I've been thinking, if you look at the late actor Jack Palance, he is very big-boned and stocky, with big hips, and he seems to have a slight brow ridge. Is it possible that is his Neanderthal DNA coming into play?

He reminds me very much, in stature and bearing, of my grandfather and great uncles. My grandfather's skull was so thick, my grandmother once bounced a plate off it, without fracture. I've often wondered if they had more neanderthal DNA. I've emailed the genome project about it, but not received an answer.
 
No, I haven't read the report you mention, but there have been a lot of famous people with Neanderthal-like features: Pablo Picasso, Lee Marvin, and Anthony Quinn, to name a few.

Of course, if today's human population carries some Neanderthal DNA, that means Neanderthals must have interbred with modern or Cro-Magnon man, rather than simply dying out and being succeeded by the more adaptable Cro-Magnons. From what I've read, this theory is not universally accepted by paleoanthropologists.
 
Look for people without chins. Neanderthals were chinless as well as short.

Why, that weak-chinned, 5" tall neighbour of yours might be a secret Neanderthal...:shifty:
 
No, I haven't read the report you mention, but there have been a lot of famous people with Neanderthal-like features: Pablo Picasso, Lee Marvin, and Anthony Quinn, to name a few.

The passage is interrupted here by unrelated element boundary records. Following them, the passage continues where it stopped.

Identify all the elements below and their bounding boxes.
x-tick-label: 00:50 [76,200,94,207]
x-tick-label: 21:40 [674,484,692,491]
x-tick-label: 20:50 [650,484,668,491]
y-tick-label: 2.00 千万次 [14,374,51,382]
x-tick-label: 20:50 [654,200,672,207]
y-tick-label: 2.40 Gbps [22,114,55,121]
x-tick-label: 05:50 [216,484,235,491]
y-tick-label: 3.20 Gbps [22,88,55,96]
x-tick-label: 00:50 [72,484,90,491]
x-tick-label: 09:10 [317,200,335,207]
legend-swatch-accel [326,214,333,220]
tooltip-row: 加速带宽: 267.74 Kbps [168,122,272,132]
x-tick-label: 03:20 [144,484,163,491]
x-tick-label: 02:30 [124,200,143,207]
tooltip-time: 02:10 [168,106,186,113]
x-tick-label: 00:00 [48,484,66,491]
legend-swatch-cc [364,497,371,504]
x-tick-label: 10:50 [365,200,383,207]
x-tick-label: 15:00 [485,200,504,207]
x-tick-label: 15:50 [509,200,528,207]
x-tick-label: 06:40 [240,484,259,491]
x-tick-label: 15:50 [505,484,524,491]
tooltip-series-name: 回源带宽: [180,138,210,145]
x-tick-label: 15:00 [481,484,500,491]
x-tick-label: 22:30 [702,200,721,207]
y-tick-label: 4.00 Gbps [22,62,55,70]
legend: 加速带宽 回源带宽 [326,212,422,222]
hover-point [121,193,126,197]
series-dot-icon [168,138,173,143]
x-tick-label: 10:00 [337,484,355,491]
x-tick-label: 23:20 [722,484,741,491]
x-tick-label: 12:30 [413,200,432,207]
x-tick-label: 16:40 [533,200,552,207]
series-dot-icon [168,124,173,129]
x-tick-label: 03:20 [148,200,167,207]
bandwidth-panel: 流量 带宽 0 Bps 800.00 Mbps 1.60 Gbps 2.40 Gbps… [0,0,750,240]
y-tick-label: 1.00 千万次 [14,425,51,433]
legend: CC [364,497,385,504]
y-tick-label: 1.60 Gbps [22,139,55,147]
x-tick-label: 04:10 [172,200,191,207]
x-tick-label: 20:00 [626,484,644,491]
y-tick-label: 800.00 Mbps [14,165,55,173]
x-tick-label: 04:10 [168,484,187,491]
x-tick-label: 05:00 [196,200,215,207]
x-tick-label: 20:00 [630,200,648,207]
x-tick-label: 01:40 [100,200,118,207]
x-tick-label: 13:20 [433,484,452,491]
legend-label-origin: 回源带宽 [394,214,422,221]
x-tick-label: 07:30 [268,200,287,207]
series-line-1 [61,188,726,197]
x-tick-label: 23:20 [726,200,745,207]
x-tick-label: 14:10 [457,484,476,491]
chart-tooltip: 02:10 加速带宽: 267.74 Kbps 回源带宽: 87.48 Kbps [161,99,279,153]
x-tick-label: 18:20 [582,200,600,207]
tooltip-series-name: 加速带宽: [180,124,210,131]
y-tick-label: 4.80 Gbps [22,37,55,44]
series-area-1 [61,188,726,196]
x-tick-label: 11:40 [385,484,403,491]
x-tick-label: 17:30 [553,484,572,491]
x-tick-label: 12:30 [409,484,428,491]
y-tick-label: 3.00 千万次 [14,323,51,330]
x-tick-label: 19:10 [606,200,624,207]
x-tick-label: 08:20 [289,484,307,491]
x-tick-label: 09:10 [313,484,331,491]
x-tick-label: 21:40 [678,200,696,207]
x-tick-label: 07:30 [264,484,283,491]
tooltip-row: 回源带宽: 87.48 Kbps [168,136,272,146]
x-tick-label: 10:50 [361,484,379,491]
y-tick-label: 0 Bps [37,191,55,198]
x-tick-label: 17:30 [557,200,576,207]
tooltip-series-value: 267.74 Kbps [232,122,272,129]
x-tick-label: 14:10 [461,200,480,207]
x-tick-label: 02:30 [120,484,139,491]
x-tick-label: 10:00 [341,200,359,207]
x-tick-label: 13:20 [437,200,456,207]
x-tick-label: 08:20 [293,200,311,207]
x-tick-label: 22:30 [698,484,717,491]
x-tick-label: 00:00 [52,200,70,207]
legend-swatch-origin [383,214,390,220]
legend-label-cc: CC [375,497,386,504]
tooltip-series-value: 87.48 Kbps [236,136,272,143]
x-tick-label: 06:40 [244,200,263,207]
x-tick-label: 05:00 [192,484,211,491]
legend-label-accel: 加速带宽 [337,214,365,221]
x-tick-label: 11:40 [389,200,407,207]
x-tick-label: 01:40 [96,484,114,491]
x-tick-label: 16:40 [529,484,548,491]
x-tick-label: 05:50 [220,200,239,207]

Of course, if today's human population carries some Neanderthal DNA, that means Neanderthals must have interbred with modern or Cro-Magnon man, rather than simply dying out and being succeeded by the more adaptable Cro-Magnons. From what I've read, this theory is not universally accepted by paleoanthropologists.

I believe the theory that Neanderthals and Homo Sapiens interbred has been around for quite some time.

At my high school, we had a guy who was a spitting image of Cro Magnon man in our science texts. Oh, the shit everyone gave him, yet it makes one thing.
 
I believe the theory that Neanderthals and Homo Sapiens interbred has been around for quite some time.
If interbreeding between Neanderthals and Cro-Magnons produced healthy, fertile offspring, then, by definition, Neanderthals and modern man are the same species. Neanderthals would then be a subspecies or form, Homo sapiens neanderthalensis.
Look for people without chins. Neanderthals were chinless as well as short.
So this chick might be a Neanderthal?

Betty_Boop.jpg
 
I'm fairly certain that's a cartoon.

I saw the mock-ups in a National Geographic from a few years ago. The female looked more like a squat, like a short, tough hillybilly woman who could kick your ass and breast feed two babies at the same time.
 
I'm trying to find a link, but the report was all over the news just a couple weeks ago.

EDIT: Here's one.

http://www.nytimes.com/interactive/2010/05/09/weekinreview/0509-considered-graphic.html

1 percent to 4 percent of the genome of non-Africans today is derived from Neanderthals, say scientists at the Max Planck Institute for Evolutionary Anthropology in Leipzig, Germany

Isn't is also true that we share 96% of our genome with chimpanzees? If so, than one would think that the difference between Neanderthals and Cro-Magnons would be a lot smaller than 4%, or even 1%.